The original King Kong (1933) features a set of surviving Mesozoic animals inhabiting the island of Skull Island. During the production of its remake King Kong (2005), the production team decided that the animals presented in the new film were to be descendants of Mesozoic animals who had evolved in the intervening millions of years, rather than evolutionary stagnant survivors. The design team at Wētā Workshop, responsible for the animal designs to be featured in the film, were inspired by the speculative evolution works of Dougal Dixon, especially his book The New Dinosaurs (1988), which speculated on what forms non-avian dinosaurs might have evolved into if they had not gone extinct at the end of the Cretaceous.

The designers at first pushed for colorful and feathery dinosaurs to reflect a more modern scientific understanding of dinosaurs but this idea was shot down by director Peter Jackson, who wished to keep the dinosaurs more dull and plain to keep them stylistically similar to those that appeared in the 1933 film. The Wētā designers created several hundred drawings and sculptures of creatures and a large number of designs never made it into the final film. Often aesthetics were favored over absolute realism; the design chosen for the Vastatosaurus rex (descendants of Tyrannosaurus rex) was for instance the design that looked the most monstrous and terrifying, rather than the one that looked the most like a real dinosaur. Early on in the process, there was also talk of having many of the dinosaurs be more upright, an outdated idea in-line with their appearance in the original film, but this idea was eventually scrapped. Creature designs were however also envisioned so that they would be biologically plausible. For instance, some design ideas for the Terapusmordax (a giant bat-like creature) depicted it as flying using back legs that had developed into wings, a design scrapped because it was deemed too unlikely.

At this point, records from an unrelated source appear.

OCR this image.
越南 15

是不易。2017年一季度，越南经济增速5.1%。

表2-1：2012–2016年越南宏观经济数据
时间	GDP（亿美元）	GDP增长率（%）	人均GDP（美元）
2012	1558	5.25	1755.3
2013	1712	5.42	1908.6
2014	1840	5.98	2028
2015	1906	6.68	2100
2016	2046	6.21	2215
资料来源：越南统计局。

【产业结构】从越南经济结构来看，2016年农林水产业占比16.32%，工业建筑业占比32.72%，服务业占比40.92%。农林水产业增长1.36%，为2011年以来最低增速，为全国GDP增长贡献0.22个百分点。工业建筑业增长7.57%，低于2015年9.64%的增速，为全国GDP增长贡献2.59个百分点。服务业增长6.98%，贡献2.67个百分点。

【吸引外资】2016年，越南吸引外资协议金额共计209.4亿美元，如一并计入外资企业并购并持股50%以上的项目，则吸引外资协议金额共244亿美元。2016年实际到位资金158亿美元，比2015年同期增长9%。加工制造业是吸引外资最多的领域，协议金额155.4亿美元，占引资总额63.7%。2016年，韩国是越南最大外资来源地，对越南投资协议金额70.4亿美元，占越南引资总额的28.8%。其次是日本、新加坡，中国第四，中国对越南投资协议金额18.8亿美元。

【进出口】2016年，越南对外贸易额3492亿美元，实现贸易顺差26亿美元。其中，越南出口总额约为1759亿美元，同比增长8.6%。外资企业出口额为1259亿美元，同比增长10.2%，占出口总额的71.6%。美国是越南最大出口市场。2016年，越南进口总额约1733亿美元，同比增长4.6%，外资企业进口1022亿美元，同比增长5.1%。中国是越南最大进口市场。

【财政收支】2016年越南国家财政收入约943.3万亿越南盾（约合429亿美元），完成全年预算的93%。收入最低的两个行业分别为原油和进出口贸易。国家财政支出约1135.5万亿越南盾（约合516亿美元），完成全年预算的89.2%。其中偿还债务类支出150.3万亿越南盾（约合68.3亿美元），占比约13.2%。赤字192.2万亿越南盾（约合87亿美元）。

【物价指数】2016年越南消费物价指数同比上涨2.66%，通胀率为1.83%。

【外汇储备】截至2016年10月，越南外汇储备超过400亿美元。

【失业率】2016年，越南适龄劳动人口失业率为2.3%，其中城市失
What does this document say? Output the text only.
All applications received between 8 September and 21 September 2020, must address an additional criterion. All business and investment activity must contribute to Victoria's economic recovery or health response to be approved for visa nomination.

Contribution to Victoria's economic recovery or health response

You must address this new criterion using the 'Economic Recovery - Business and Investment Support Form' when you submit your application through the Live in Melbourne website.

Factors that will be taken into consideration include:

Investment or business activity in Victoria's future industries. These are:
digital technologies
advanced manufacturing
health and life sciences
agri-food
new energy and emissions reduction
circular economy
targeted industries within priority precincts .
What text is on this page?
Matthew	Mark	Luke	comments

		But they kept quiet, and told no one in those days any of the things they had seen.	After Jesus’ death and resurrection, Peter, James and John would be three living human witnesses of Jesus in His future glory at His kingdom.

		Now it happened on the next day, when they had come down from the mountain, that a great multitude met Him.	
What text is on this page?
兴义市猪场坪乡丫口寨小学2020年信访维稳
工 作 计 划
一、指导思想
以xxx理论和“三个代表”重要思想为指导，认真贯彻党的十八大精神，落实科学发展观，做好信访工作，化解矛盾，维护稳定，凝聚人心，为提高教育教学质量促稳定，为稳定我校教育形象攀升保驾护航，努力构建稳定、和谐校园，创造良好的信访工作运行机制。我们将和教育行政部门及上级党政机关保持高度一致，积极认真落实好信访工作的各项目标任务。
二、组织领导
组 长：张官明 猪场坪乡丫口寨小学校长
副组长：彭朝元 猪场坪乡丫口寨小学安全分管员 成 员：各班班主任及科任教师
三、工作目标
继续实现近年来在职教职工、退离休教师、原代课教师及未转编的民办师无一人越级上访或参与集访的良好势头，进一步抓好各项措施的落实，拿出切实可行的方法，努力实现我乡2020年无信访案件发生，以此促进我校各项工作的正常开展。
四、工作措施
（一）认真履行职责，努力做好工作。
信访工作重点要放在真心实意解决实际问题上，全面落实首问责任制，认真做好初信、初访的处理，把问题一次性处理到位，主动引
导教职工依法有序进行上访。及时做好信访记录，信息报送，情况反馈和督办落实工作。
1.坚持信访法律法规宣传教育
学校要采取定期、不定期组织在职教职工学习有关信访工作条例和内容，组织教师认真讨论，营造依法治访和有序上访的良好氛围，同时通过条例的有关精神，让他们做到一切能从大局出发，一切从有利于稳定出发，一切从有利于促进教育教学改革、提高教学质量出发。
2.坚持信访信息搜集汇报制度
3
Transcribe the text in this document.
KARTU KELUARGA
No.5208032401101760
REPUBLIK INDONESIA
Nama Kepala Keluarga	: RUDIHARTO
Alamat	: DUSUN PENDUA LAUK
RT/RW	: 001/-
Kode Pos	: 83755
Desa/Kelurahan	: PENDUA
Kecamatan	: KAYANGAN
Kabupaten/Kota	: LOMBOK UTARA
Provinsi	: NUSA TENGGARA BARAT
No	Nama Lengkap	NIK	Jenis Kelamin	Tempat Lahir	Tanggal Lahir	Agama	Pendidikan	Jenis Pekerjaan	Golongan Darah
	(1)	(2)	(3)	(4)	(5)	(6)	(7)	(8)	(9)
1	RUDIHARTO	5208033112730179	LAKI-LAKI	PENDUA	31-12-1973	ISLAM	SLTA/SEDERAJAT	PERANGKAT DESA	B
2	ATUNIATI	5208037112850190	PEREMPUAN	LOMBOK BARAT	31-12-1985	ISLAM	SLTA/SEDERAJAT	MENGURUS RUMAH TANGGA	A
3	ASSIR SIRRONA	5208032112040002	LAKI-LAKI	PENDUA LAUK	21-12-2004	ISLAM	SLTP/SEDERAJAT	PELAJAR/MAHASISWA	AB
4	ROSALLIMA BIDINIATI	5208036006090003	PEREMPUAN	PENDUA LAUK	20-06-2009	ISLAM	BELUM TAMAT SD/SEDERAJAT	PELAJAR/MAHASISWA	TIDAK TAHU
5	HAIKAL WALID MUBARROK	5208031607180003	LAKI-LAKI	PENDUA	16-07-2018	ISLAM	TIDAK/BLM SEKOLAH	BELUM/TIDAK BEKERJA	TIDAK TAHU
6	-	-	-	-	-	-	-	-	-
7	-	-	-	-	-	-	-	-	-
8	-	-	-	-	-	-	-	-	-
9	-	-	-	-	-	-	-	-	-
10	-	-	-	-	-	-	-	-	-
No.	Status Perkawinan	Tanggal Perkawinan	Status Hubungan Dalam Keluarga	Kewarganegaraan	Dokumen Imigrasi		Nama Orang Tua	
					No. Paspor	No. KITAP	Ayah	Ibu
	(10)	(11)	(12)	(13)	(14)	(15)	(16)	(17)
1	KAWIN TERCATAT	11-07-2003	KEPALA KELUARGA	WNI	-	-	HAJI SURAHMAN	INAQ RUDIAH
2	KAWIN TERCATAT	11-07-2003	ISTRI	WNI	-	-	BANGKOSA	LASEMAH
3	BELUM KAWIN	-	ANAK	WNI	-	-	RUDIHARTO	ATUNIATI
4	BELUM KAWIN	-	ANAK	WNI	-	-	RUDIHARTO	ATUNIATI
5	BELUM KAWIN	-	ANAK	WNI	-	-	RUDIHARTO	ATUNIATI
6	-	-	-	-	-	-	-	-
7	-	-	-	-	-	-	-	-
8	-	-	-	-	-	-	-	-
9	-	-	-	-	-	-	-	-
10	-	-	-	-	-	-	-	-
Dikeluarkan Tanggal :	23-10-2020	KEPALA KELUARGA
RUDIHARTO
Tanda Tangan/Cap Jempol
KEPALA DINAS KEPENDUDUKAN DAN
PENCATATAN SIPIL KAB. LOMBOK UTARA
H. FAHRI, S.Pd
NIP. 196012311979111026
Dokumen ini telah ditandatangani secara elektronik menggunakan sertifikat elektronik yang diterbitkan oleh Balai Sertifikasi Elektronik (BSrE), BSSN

The World of Kong, supervised by Peter Jackson, was one of several tie-in products released to accompany the film. It was published just before the film's premiere. The book served to highlight some of the vast amount of creature artwork created by Wētā Workshop for the film, much of which depicted creatures that had not made their way into King Kong. The choice was also made to write the book in the style of an in-universe field guide and natural history. According to Wētā designer Daniel Falconer, the team often envisions deep "fictional lore" surrounding their projects and designs but The World of Kong was one of the rare cases in which they were able to present that lore, which otherwise rarely "makes it out", in an entire book.